Adult Dosing
Locally advanced or metastatic non-small cell lung cancer (NSCLC)
- Recommended dose: 250 mg PO bid
Note:
- Continue therapy until the patient is gaining clinical benefit from this product
- Do not crush, cut, dissolve, or open capsules; swallow them whole
- Advise patients not to take the missed dose if it is <6 hrs until the next dose. Instruct them to avoid taking 2 doses at the same time to make up for a missed dose
- Dosing interruption and/or dose reduction may be required based on individual safety and tolerability. If dose reduction is necessary, reduce the dose to 200 mg PO twice daily. If further dose reduction is required, then reduce the dose to 250 mg PO once daily based on individual safety and tolerability
- Adjust dose based on hematologic and non-hematologic toxicities
- Monitor CBC including differential white blood cell counts and liver function tests monthly and as clinically indicated during therapy
Pediatric Dosing
- Safety and effectiveness in pediatric patients have not been established
[Outline]
Renal Dose Adjustments (Based on CrCl)
- Mild renal impairment (60-90 mL/min): No dose adjustments
- Moderate renal impairment (30-60 mL/min): No dose adjustments
- Severe renal impairment (<30 mL/min) or end-stage renal disease: 250 mg PO qd
Hepatic Dose Adjustments
- Hepatic impairment: Dose adjustments not defined; use with caution
See Supplemental Patient Information
- Therapy may be associated with severe, life-threatening, or fatal treatment-related pneumonitis; such events occurred within 2 months after therapy initiation. Monitor patients for pulmonary symptoms indicative of pneumonitis. Exclude other causes of pneumonitis, and permanently discontinue therapy in patients diagnosed with treatment-related pneumonitis
- Drug-induced hepatotoxicity with fatal outcome has been reported. Grade 3 or 4 ALT elevations may occur; these elevations may be asymptomatic and reversible upon interruption of treatment. Treatment may be resumed at a lower dose without recurrence; however, permanent treatment discontinuation may be required in certain patients. Concurrent elevations in ALT >3x ULN and total bilirubin >2x ULN with normal alkaline phosphatase have been reported.
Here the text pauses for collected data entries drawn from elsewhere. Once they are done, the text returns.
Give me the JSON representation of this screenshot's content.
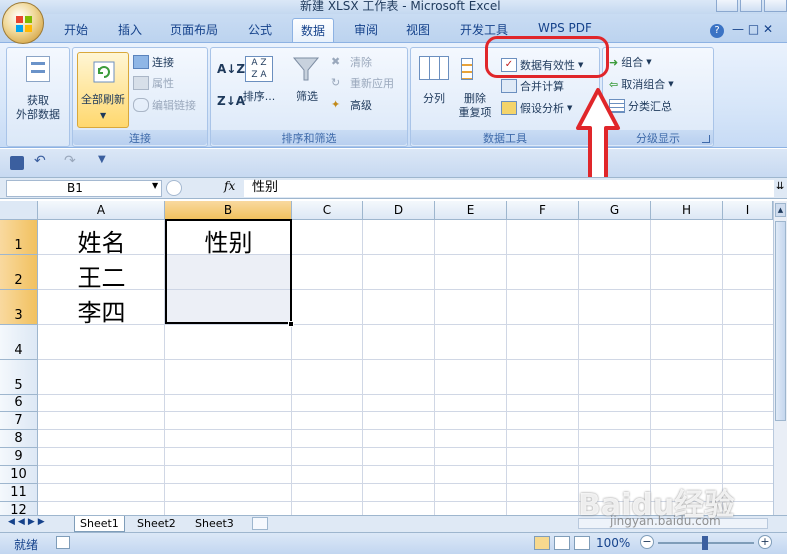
{
  "window": {
    "title": "新建 XLSX 工作表 - Microsoft Excel"
  },
  "ribbon": {
    "tabs": [
      {
        "label": "开始"
      },
      {
        "label": "插入"
      },
      {
        "label": "页面布局"
      },
      {
        "label": "公式"
      },
      {
        "label": "数据"
      },
      {
        "label": "审阅"
      },
      {
        "label": "视图"
      },
      {
        "label": "开发工具"
      },
      {
        "label": "WPS PDF"
      }
    ],
    "active_tab": "数据",
    "groups": {
      "external": {
        "get_external": "获取",
        "get_external2": "外部数据"
      },
      "connections": {
        "label": "连接",
        "refresh_all": "全部刷新",
        "connect": "连接",
        "properties": "属性",
        "edit_links": "编辑链接"
      },
      "sort_filter": {
        "label": "排序和筛选",
        "sort": "排序...",
        "filter": "筛选",
        "clear": "清除",
        "reapply": "重新应用",
        "advanced": "高级"
      },
      "data_tools": {
        "label": "数据工具",
        "text_to_columns": "分列",
        "remove_dup": "删除",
        "remove_dup2": "重复项",
        "validation": "数据有效性",
        "consolidate": "合并计算",
        "what_if": "假设分析"
      },
      "outline": {
        "label": "分级显示",
        "group": "组合",
        "ungroup": "取消组合",
        "subtotal": "分类汇总"
      }
    }
  },
  "formula_bar": {
    "name_box": "B1",
    "fx": "fx",
    "value": "性别"
  },
  "grid": {
    "columns": [
      "A",
      "B",
      "C",
      "D",
      "E",
      "F",
      "G",
      "H",
      "I"
    ],
    "rows": [
      "1",
      "2",
      "3",
      "4",
      "5",
      "6",
      "7",
      "8",
      "9",
      "10",
      "11",
      "12"
    ],
    "cells": {
      "A1": "姓名",
      "B1": "性别",
      "A2": "王二",
      "A3": "李四"
    }
  },
  "sheets": [
    "Sheet1",
    "Sheet2",
    "Sheet3"
  ],
  "status": {
    "ready": "就绪",
    "zoom": "100%"
  },
  "watermark": {
    "text": "Baidu经验",
    "url": "jingyan.baidu.com"
  }
}
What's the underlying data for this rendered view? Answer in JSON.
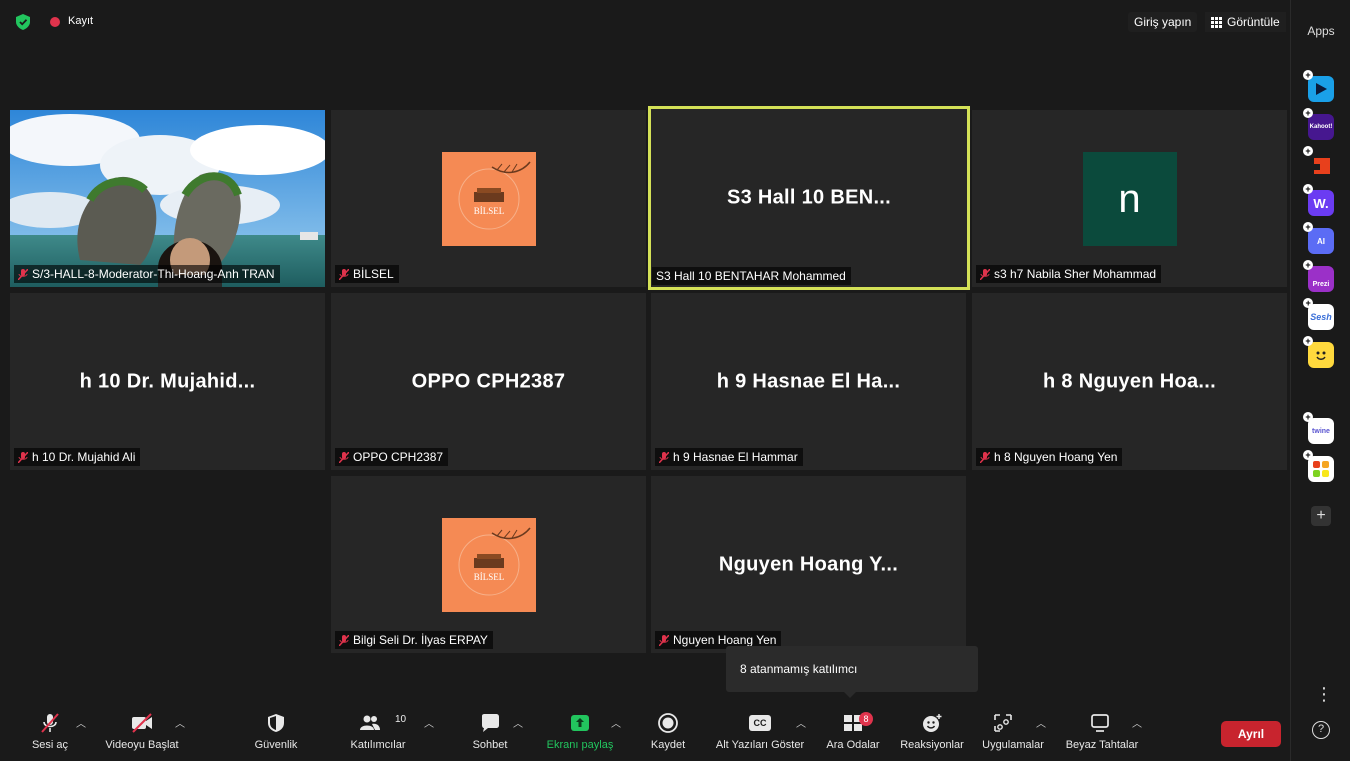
{
  "topbar": {
    "record_label": "Kayıt",
    "signin_label": "Giriş yapın",
    "view_label": "Görüntüle"
  },
  "tiles": [
    {
      "big": "",
      "name": "S/3-HALL-8-Moderator-Thi-Hoang-Anh TRAN"
    },
    {
      "big": "",
      "name": "BİLSEL",
      "logo_text": "BİLSEL"
    },
    {
      "big": "S3  Hall 10  BEN...",
      "name": "S3  Hall 10  BENTAHAR Mohammed"
    },
    {
      "big": "",
      "name": "s3 h7 Nabila Sher Mohammad",
      "avatar": "n"
    },
    {
      "big": "h 10 Dr. Mujahid...",
      "name": "h 10 Dr. Mujahid Ali"
    },
    {
      "big": "OPPO CPH2387",
      "name": "OPPO CPH2387"
    },
    {
      "big": "h 9 Hasnae El Ha...",
      "name": "h 9 Hasnae El Hammar"
    },
    {
      "big": "h 8 Nguyen Hoa...",
      "name": "h 8 Nguyen Hoang Yen"
    },
    {
      "big": "",
      "name": "Bilgi Seli Dr. İlyas ERPAY",
      "logo_text": "BİLSEL"
    },
    {
      "big": "Nguyen Hoang Y...",
      "name": "Nguyen Hoang Yen"
    }
  ],
  "apps": {
    "title": "Apps",
    "items": [
      {
        "name": "app-1",
        "color": "#1aa0e8",
        "label": ""
      },
      {
        "name": "kahoot",
        "color": "#46178f",
        "label": "Kahoot!"
      },
      {
        "name": "app-3",
        "color": "#e8401c",
        "label": ""
      },
      {
        "name": "wooclap",
        "color": "#6b3cf2",
        "label": "W."
      },
      {
        "name": "ai-app",
        "color": "#5b6cf5",
        "label": "AI"
      },
      {
        "name": "prezi",
        "color": "#9b30c8",
        "label": "Prezi"
      },
      {
        "name": "sesh",
        "color": "#ffffff",
        "label": "Sesh"
      },
      {
        "name": "app-8",
        "color": "#ffd93d",
        "label": ""
      },
      {
        "name": "twine",
        "color": "#ffffff",
        "label": "twine"
      },
      {
        "name": "app-10",
        "color": "#ffffff",
        "label": ""
      }
    ]
  },
  "toolbar": {
    "unmute": "Sesi aç",
    "start_video": "Videoyu Başlat",
    "security": "Güvenlik",
    "participants": "Katılımcılar",
    "participants_count": "10",
    "chat": "Sohbet",
    "share": "Ekranı paylaş",
    "record": "Kaydet",
    "captions": "Alt Yazıları Göster",
    "captions_icon": "CC",
    "breakout": "Ara Odalar",
    "breakout_badge": "8",
    "reactions": "Reaksiyonlar",
    "apps": "Uygulamalar",
    "whiteboards": "Beyaz Tahtalar",
    "leave": "Ayrıl"
  },
  "tooltip": "8 atanmamış katılımcı",
  "colors": {
    "active_speaker": "#d4e157",
    "leave": "#c8242e",
    "share": "#22c55e",
    "mute": "#e0334c"
  }
}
Monitor LFTs including ALT and total bilirubin once a month and as clinically indicated, with more frequent repeat testing for increased liver transaminases, alkaline phosphatase, or total bilirubin in patients with elevated transaminases
- QTc prolongation may occur. Avoid therapy in patients with congenital long QT syndrome. Consider periodic monitoring with ECGs and electrolytes in patients with bradyarrhythmias, CHF, electrolyte abnormalities, or those receiving medications which prolong the QT interval. Permanently discontinue therapy in patients who experience Grade 4 QTc prolongation. Withhold therapy in patients who develop Grade 3 QTc prolongation until recovery to
Grade 1, and then resume at 200 mg bid. On recurrence of Grade 3 QTc prolongation, withhold therapy until recovery to Grade 1 and then resume at 250 mg PO qd. Discontinue therapy permanently on recurrence of Grade 3 QTc prolongation - For selection of patients for therapy with crizotinib, detection of ALK-positive NSCLC using an FDA-approved test is recommended. Perform assessment for ALK-positive NSCLC in laboratories with demonstrated proficiency in the specific technology being utilized, as improper assay performance may lead to unreliable test results
- Therapy may cause fetal harm when administered to a pregnant woman. Advise women of childbearing potential to avoid becoming pregnant while receiving this drug. Apprise the patient of the potential hazard to a fetus if used during pregnancy or if the patient becomes pregnant while taking this drug
Cautions: Use cautiously in
- Hepatic impairment
- Renal impairment (CrCl <30)
- QT prolongation risk
Supplemental Patient Information
- Advise patients to refrain from driving, operating machinery, or any other potentially hazardous task during therapy due to the potential for dizziness, fatigue, or vision disorder
- Inform patients to avoid grapefruit or grapefruit juice during therapy
- Instruct patients of childbearing potential to use appropriate contraceptive methods during therapy and for at least 90 days after treatment. Also, advise patients not to breastfeed during therapy
Pregnancy Category:D
Breastfeeding: It is unknown whether crizotinib is excreted in breast milk. According to the manufacturer’s data, a decision should be made whether to discontinue nursing or to discontinue the drug, analyzing the importance of the drug to the mother.